HELSINKI (Reuters) - Finland expects to get fewer Iraqi asylum seekers after it re-assessed the country’s security and decided people will not qualify simply because they come from Iraq.
Most of the 23,000 asylum seekers that have arrived in Finland this year are Iraqis, encouraged by the country’s relatively broad asylum criteria and an existing Iraqi community.
Under Finland’s standard for granting asylum, people must have a “well-founded fear” of persecution in their own country to be granted asylum. Judging whether they qualify will now depend on individual circumstances, not just the fact that they come from Iraq, the Finnish Immigration Service said on Tuesday.
Security has improved in the province of Babylon and the city of Kirkuk, the immigration service said, and “while the security situation in Baghdad is still problematic, all people who come from Baghdad cannot be considered to run a personal risk of falling victim to violence.”
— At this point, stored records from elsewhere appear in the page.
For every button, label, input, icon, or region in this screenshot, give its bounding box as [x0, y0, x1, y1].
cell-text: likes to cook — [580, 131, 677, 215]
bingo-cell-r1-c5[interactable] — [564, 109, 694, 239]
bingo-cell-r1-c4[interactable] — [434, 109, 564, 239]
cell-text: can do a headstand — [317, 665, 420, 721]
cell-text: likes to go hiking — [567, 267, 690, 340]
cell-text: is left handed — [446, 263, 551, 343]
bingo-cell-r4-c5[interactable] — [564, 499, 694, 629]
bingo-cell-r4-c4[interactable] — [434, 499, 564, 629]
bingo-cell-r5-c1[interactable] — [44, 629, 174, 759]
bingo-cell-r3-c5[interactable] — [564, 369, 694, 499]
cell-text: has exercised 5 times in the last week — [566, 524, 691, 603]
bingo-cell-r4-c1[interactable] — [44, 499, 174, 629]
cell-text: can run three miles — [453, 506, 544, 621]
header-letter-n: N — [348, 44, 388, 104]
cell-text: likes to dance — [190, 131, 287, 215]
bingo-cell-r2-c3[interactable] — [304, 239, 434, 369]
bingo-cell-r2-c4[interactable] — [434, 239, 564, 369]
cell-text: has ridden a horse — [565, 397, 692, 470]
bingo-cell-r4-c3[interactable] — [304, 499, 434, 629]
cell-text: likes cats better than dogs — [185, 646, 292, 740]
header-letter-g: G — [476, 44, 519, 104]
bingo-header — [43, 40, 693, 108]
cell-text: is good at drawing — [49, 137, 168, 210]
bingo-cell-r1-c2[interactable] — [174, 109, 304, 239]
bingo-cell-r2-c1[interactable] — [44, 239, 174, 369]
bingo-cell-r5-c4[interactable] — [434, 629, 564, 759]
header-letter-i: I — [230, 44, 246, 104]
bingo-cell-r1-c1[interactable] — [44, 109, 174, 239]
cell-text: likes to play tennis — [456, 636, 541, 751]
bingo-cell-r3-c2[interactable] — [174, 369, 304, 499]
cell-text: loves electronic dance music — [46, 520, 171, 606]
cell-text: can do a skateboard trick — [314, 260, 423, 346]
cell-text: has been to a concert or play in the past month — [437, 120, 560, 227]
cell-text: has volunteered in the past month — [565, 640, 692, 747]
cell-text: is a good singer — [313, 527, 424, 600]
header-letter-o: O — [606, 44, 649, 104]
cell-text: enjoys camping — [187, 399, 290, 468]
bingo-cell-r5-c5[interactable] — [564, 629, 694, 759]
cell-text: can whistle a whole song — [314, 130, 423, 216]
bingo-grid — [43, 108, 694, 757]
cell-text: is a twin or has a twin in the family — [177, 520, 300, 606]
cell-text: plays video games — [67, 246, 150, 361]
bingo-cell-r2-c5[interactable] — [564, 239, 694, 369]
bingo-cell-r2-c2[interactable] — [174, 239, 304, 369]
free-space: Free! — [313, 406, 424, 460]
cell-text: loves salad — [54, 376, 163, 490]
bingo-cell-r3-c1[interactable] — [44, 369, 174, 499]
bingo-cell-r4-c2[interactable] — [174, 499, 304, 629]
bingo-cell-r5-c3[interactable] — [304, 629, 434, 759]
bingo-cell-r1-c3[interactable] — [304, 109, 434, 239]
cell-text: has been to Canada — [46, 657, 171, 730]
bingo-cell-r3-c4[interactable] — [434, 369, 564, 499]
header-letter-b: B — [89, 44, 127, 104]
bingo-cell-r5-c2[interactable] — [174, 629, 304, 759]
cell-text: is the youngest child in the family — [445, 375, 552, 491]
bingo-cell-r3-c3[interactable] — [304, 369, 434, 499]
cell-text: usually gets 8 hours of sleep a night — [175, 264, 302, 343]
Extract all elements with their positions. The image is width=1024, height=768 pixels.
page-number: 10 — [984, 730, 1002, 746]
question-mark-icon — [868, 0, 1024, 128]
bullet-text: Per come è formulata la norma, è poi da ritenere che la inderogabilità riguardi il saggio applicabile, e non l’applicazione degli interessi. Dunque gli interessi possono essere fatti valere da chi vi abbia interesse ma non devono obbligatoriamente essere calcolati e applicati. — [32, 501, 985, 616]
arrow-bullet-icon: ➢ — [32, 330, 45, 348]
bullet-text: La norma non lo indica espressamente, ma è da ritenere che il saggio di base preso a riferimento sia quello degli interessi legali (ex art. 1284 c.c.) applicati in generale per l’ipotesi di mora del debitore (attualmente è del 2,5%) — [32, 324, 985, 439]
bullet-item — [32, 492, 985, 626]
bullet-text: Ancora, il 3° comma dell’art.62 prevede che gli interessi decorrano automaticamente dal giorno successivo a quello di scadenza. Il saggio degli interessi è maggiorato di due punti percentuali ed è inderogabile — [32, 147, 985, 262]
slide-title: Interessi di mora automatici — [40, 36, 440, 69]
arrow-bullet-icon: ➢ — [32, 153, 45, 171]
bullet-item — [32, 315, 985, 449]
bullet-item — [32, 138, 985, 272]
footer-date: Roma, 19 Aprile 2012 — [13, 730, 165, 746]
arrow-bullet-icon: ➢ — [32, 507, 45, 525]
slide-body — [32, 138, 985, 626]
Finland last week lowered its estimate for the number of asylum seekers who will arrive this year, to 30,000 to 35,000 from a previous estimate of 50,000, saying the government’s plans had already reduced the Iraqi influx.
Asylum seekers last week wrote a petition and protested in central Helsinki because Finland intends to negotiate an agreement with Baghdad to deport those judged not to have a genuine threat to their safety.
Last month, Finland suspended decisions on Iraqi and Somali asylum claims until security re-assessments were done.
“No one should be deported to Iraq. Reports by international organizations and human rights organizations show that Iraq is not a safe country,” the Finnish Free Movement network said in a statement.